In this situation, Lantern have made a number of lower offers to the customer which they are under no obligation to do. The customer missed out on the opportunities presented and that resulted in needing to pay a higher amount. You may receive the same treatment, but don’t expect it.
If you aren’t made an offer, or you are but you can’t afford it, you’ll need to set up a repayment plan for the full amount of the debt. You may need to provide a budget, which breaks down your income and expenditure, to show how much you can realistically afford to pay.
And it is vital that it is realistic. Don’t try to cut corners in order to get the debt monkey off your back. If you feel pressured, you should just remember that a repayment plan is all the action you need to take. Try to repay too much and you’ll only end up having to refinance or end up in court when you fail to make a payment that you’ve agreed to with Lantern.

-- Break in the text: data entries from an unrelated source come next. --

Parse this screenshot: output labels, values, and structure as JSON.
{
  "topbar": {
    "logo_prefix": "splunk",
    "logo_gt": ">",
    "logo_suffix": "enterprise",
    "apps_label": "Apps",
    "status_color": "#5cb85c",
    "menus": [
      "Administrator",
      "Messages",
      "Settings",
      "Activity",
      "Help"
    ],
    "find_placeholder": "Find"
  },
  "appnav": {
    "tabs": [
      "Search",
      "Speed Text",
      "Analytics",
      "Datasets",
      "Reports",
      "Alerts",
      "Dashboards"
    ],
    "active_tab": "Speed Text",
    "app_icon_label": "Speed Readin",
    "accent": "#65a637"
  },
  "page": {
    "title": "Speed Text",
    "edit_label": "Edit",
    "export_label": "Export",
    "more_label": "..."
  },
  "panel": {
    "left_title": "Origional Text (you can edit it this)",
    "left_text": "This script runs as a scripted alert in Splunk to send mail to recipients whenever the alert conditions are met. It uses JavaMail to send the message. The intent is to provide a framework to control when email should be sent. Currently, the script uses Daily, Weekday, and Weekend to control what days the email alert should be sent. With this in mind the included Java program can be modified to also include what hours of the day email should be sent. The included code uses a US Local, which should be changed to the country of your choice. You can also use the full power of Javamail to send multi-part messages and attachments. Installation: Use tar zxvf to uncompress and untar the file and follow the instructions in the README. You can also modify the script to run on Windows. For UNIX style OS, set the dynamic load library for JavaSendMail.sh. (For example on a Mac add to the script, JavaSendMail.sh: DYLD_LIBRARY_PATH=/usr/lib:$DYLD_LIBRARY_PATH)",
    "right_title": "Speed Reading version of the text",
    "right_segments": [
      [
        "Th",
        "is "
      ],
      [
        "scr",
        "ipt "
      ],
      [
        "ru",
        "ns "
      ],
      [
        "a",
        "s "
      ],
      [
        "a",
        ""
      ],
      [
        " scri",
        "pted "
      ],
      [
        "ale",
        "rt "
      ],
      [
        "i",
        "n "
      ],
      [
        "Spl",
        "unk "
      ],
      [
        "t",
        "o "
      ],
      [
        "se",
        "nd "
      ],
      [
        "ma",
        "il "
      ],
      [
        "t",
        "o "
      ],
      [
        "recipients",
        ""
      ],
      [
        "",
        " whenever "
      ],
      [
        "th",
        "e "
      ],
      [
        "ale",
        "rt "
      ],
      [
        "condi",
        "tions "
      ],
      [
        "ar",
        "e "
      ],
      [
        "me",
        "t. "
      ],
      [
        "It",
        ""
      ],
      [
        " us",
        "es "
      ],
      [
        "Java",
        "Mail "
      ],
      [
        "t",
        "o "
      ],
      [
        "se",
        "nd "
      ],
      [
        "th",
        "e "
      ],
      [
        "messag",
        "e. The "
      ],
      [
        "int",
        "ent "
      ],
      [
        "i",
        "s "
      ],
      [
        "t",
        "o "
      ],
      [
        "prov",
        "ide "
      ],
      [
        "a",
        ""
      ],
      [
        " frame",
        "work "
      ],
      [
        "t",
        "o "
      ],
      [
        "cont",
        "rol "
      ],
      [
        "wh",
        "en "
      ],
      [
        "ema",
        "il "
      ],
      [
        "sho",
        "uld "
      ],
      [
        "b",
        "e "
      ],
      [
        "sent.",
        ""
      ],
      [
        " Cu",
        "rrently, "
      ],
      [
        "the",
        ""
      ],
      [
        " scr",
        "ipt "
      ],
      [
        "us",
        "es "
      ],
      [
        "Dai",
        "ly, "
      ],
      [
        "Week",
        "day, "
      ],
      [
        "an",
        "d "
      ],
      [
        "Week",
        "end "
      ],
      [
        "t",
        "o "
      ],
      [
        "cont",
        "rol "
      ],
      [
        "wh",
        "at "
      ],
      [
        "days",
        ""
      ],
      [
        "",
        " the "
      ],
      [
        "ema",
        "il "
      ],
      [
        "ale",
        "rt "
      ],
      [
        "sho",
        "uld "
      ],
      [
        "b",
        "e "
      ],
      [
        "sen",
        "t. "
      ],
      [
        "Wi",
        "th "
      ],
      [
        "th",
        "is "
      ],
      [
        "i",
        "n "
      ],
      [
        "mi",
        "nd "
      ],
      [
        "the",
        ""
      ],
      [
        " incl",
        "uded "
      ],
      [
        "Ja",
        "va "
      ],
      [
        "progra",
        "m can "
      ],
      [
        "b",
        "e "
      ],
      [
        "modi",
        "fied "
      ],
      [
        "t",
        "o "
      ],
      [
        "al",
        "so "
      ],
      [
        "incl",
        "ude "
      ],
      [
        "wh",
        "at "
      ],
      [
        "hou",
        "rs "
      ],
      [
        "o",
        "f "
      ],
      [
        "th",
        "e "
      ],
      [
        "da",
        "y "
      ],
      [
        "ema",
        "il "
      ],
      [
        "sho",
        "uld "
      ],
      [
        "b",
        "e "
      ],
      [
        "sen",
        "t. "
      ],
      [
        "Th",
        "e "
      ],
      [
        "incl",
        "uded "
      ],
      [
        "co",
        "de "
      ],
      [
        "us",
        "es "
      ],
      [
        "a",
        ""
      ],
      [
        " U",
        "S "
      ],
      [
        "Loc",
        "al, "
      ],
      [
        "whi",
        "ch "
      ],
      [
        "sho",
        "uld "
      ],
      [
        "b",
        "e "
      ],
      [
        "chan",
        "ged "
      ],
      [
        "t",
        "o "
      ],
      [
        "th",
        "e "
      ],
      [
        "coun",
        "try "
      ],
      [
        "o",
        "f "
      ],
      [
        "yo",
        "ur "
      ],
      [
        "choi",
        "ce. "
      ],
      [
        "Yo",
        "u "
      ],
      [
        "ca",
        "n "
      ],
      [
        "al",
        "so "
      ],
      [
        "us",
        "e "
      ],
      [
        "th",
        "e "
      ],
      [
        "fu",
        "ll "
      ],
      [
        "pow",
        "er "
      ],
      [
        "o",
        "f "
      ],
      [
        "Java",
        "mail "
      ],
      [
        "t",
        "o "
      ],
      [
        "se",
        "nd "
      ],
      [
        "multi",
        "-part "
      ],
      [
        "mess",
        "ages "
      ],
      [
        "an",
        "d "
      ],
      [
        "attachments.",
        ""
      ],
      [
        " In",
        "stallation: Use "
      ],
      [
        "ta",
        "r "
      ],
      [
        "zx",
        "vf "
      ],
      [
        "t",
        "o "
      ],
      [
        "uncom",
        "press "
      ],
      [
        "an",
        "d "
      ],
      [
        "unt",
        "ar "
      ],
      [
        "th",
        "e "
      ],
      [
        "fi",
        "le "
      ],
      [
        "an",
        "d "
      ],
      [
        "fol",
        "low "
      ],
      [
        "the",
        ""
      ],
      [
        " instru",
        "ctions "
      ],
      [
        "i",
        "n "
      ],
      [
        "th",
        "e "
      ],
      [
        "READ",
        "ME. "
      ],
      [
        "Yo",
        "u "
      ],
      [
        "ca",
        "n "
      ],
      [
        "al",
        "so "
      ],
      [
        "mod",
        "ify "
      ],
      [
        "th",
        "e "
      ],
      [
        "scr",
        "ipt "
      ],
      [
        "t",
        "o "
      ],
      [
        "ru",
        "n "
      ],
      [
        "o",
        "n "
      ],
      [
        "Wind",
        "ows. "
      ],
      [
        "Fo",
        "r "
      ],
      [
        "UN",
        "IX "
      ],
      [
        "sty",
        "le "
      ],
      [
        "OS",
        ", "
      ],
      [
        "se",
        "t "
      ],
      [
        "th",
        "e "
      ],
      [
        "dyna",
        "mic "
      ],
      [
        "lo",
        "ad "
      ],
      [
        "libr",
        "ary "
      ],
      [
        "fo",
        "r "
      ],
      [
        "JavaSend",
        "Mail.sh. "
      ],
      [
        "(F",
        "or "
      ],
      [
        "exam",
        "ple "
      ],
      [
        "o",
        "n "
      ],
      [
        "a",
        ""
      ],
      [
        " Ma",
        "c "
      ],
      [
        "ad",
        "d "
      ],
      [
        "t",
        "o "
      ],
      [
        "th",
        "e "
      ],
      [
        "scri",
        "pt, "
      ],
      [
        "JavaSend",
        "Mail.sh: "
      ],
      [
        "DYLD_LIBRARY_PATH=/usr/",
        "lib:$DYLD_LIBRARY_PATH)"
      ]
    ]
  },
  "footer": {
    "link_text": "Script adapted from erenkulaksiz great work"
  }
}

If Lantern isn’t your only debt and you’re struggling to make all your repayments, it may be worth considering a debt solution such as a Debt Management Plan (DMP) or an Individual Voluntary Arrangement (IVA). These will enable you to establish your budget and set up realistic, achievable monthly repayments to all of your creditors, and in the case of an IVA it may also get some of your debt written off.
If you intend to go down the route of a DMP or IVA, you should still let Lantern know immediately. They should then give you time and breathing space to get set up.
How to get in touch with Lantern
If you need to get in touch with Lantern directly to either query a debt or to make a complaint to them, here are their details:
Phone: 0113 887 6876
Address: Lantern, Protection House, 83 Bradford Road, Leeds LS28 6AT
Lantern’s opening hours for phone calls are 8am to 7pm Monday to Friday and 9am to 2pm Saturday. They are closed on Sunday.
Complaints about Lantern
If instead you need to complain about Lantern to the Financial Ombudsman, you can do so here:
Phone: 0300 1239 123
Whether you need to find out more information about a debt Lantern claims you owe, or you want to repay it, the best thing to do is to speak to them as soon as you can. If you ignore it and hope it goes away, the problem will only grow, and you could face serious legal action and crippling financial implications that could also impact your job.